L’Algérien n’accorde aucune attention aux élections de demain. À raison. Sur le plan interne, la scène était écrite depuis longtemps. Le mouvement insurrectionnel est en voie de neutralisation faute d’avoir été encadré, doté d’une perspective et d’un agenda. Depuis plusieurs mois ; la stratégie du pouvoir est lisible. Passage en force après une campagne électorale législative loufoque qui accouchera d’une ménagerie à l’assemblée nationale. Répression tout azimut de la contestation et concessions massives à l’islamisme politique ont déjà annoncé les desseins du pouvoir. Les Djabelkheir et autre Bouraoui sont les offrandes sacrificielles destinées à illustrer la suppression du respect de la liberté de conscience dans la dernière constitution, legs du deal passé entre l’islamisme compradore et Gaïd Salah. Après la disparition de ce dernier, les nouveaux responsables coupent la connexion avec Rachad et optent pour la promotion d’un islamisme plus domestique, désormais assumé officiellement par le chef de l’Etat. Pour Alger, la voie égyptienne est donc le modèle à suivre. On observera que le fondamentalisme qui a saigné et stérilisé le pays est la base des constructions politiques du régime ; le militaro-islamisme demeurant toujours la matrice du système. D’un point de vue tactique, le projet s’appuie sur une astuce bancale : se désigner comme adversaires exclusifs Rachad et le Mak et ne se souvenir des autres forces politiques que pour les embastiller. Le scénario est puéril, mais il est là.

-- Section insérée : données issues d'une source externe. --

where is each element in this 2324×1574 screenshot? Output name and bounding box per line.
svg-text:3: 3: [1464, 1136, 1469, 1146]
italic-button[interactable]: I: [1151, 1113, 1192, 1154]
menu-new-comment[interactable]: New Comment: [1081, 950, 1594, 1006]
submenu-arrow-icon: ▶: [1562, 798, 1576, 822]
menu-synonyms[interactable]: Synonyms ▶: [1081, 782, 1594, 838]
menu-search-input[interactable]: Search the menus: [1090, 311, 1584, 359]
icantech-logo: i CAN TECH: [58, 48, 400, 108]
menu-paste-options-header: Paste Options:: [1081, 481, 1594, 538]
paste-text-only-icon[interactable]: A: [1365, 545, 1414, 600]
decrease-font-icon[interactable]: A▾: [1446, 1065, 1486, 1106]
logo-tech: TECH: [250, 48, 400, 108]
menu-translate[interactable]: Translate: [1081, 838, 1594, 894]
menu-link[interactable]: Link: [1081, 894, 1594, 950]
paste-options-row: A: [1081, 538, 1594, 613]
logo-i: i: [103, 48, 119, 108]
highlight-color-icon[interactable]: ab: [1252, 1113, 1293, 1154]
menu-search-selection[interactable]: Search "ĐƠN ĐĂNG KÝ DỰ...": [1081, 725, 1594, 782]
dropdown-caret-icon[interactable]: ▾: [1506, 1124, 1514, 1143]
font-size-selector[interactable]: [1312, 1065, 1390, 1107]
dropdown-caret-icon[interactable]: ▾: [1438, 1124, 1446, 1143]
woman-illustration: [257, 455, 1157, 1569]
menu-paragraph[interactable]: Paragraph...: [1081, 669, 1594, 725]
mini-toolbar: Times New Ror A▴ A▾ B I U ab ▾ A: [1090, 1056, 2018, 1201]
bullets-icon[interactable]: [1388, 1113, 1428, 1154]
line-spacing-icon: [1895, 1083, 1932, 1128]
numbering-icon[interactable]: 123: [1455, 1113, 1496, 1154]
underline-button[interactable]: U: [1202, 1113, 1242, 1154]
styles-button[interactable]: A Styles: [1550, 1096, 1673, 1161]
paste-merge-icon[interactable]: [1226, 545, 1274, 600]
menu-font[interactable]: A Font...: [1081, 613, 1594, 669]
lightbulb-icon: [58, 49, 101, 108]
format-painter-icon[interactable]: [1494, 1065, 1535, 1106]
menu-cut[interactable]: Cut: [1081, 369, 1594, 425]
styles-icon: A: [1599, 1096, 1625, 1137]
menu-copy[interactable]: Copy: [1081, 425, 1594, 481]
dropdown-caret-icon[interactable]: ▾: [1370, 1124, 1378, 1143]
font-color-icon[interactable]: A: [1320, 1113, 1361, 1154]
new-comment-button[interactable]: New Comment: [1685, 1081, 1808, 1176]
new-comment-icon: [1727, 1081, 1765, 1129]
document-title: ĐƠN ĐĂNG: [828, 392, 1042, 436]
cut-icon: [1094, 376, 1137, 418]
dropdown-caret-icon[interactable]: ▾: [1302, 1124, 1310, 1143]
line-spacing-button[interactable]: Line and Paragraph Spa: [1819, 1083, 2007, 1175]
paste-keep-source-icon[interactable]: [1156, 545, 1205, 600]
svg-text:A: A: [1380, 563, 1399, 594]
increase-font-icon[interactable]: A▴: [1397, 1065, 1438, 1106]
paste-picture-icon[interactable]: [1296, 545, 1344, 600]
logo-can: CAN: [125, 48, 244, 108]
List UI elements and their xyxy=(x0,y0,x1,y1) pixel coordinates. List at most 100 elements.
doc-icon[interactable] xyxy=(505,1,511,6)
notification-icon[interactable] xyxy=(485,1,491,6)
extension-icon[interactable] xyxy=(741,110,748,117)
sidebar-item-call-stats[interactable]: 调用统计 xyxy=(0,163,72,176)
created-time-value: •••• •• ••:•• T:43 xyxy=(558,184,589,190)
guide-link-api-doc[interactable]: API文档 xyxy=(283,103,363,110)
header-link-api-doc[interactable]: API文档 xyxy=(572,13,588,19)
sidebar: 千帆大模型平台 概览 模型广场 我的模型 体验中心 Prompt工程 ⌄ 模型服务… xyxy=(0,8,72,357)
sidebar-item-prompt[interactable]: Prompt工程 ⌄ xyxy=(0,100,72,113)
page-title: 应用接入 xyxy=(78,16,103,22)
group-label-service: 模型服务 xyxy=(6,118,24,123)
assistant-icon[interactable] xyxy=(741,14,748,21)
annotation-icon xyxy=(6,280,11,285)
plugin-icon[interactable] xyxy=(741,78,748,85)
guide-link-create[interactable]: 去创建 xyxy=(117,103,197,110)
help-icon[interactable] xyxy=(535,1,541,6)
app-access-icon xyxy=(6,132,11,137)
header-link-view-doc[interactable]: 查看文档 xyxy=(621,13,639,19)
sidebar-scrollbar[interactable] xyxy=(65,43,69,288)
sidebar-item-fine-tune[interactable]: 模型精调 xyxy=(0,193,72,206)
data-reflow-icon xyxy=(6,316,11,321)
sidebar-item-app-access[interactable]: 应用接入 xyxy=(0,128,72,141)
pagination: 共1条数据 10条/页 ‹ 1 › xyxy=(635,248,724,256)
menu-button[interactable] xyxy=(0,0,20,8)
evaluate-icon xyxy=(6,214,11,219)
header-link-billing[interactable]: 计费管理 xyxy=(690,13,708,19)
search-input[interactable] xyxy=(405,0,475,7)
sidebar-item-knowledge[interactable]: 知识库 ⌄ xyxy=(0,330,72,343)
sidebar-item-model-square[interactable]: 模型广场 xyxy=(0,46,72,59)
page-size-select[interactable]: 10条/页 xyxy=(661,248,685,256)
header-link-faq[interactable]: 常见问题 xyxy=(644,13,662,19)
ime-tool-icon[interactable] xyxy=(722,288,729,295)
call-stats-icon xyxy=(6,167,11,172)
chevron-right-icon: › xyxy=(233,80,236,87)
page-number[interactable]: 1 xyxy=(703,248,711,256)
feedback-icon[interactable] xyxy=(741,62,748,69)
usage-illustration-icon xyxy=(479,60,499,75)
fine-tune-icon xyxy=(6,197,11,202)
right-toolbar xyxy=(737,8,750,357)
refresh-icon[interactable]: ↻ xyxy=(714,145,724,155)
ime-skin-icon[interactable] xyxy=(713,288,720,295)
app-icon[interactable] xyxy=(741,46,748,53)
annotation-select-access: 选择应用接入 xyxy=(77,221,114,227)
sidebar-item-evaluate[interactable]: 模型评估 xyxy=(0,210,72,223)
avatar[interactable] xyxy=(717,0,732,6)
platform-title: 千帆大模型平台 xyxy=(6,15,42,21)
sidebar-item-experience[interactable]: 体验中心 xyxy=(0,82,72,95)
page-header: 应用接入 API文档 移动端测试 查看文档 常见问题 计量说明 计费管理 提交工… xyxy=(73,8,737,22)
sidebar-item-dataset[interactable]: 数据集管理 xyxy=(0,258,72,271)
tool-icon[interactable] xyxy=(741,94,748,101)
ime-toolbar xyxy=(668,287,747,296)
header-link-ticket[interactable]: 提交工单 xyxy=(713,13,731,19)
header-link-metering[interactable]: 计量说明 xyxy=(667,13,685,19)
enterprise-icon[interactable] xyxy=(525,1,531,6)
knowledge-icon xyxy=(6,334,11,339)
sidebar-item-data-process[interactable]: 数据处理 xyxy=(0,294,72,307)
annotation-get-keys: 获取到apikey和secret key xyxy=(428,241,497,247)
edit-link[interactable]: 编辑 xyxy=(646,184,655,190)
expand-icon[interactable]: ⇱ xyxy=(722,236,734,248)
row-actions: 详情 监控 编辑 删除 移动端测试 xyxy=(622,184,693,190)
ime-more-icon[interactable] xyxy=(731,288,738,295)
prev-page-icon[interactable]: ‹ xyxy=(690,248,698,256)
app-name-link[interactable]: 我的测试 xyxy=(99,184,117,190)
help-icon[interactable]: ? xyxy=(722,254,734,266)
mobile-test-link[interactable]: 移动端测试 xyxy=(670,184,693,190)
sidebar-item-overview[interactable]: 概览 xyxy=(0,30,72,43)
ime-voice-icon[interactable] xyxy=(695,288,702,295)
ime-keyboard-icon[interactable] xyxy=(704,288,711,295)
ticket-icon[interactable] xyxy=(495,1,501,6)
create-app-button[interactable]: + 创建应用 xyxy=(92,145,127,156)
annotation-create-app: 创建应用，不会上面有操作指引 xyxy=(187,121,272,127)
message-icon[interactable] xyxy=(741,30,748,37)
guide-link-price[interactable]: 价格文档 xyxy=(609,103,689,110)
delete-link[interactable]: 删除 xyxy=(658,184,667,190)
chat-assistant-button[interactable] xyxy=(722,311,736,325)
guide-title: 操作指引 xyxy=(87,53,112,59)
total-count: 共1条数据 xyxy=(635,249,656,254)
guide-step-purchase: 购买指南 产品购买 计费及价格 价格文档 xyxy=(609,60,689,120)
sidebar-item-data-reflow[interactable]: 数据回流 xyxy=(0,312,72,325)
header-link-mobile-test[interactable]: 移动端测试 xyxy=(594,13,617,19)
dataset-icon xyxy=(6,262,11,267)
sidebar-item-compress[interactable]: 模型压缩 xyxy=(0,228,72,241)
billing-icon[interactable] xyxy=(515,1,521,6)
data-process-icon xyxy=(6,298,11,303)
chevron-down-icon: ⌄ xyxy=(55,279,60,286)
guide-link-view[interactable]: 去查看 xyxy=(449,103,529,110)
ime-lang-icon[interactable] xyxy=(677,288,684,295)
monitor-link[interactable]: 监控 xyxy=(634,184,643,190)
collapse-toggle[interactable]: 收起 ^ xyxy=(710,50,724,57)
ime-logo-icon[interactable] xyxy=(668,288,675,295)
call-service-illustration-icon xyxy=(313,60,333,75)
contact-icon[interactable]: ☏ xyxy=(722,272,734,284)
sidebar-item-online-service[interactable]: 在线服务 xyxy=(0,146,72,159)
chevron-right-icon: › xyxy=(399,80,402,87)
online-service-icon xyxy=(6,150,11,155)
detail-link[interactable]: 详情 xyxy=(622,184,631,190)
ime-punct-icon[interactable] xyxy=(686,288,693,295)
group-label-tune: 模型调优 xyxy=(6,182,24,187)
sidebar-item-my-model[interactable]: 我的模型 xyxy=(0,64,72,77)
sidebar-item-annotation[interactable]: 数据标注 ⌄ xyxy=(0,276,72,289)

Reste à connaitre les raisons profondes qui inspirent une stratégie insensée qui plus est adossée aux causes de l’échec national. Sans compter les effets d’une redoutable crise sociale que les disponibilités en devises, même encore consistantes, ne peuvent résorber.
Comment un régime qui mobilise péniblement 10 à 15 % de l’électorat croit-il pouvoir éviter la pression interne et l’isolement international ? Il faut peut être regarder en dehors du pays pour y voir clair.
La Constitution algérienne autorise désormais le déploiement de l’armée en dehors de nos frontières. Après le dernier putsch opéré par un groupe d’officiers au Mali, la France a décidé de retirer ses troupes du Sahel pour n’y maintenir qu’une assistance militaire et des troupes spéciales. Par ailleurs, le chef de l’Etat algérien a récemment assuré que l’ANP pouvait se projeter à l’extérieur et qu’elle a même failli intervenir en Libye. La sortie sonne comme une préparation de l’opinion à l’application d’une nouvelle doctrine militaire algérienne.
Y aurait-il une forme de sollicitation de pays, dont le nôtre, jusque-là restés à l’écart du conflit, pour une sous-traitance militaire dans la crise du Sahel ?
En soi, la coopération militaire associant plusieurs intervenants face à une pandémie islamiste qui n’épargne aucune région du monde n’a rien d’anormal. Encore faudrait-il que les peuples concernés y trouvent cohérence et transparence.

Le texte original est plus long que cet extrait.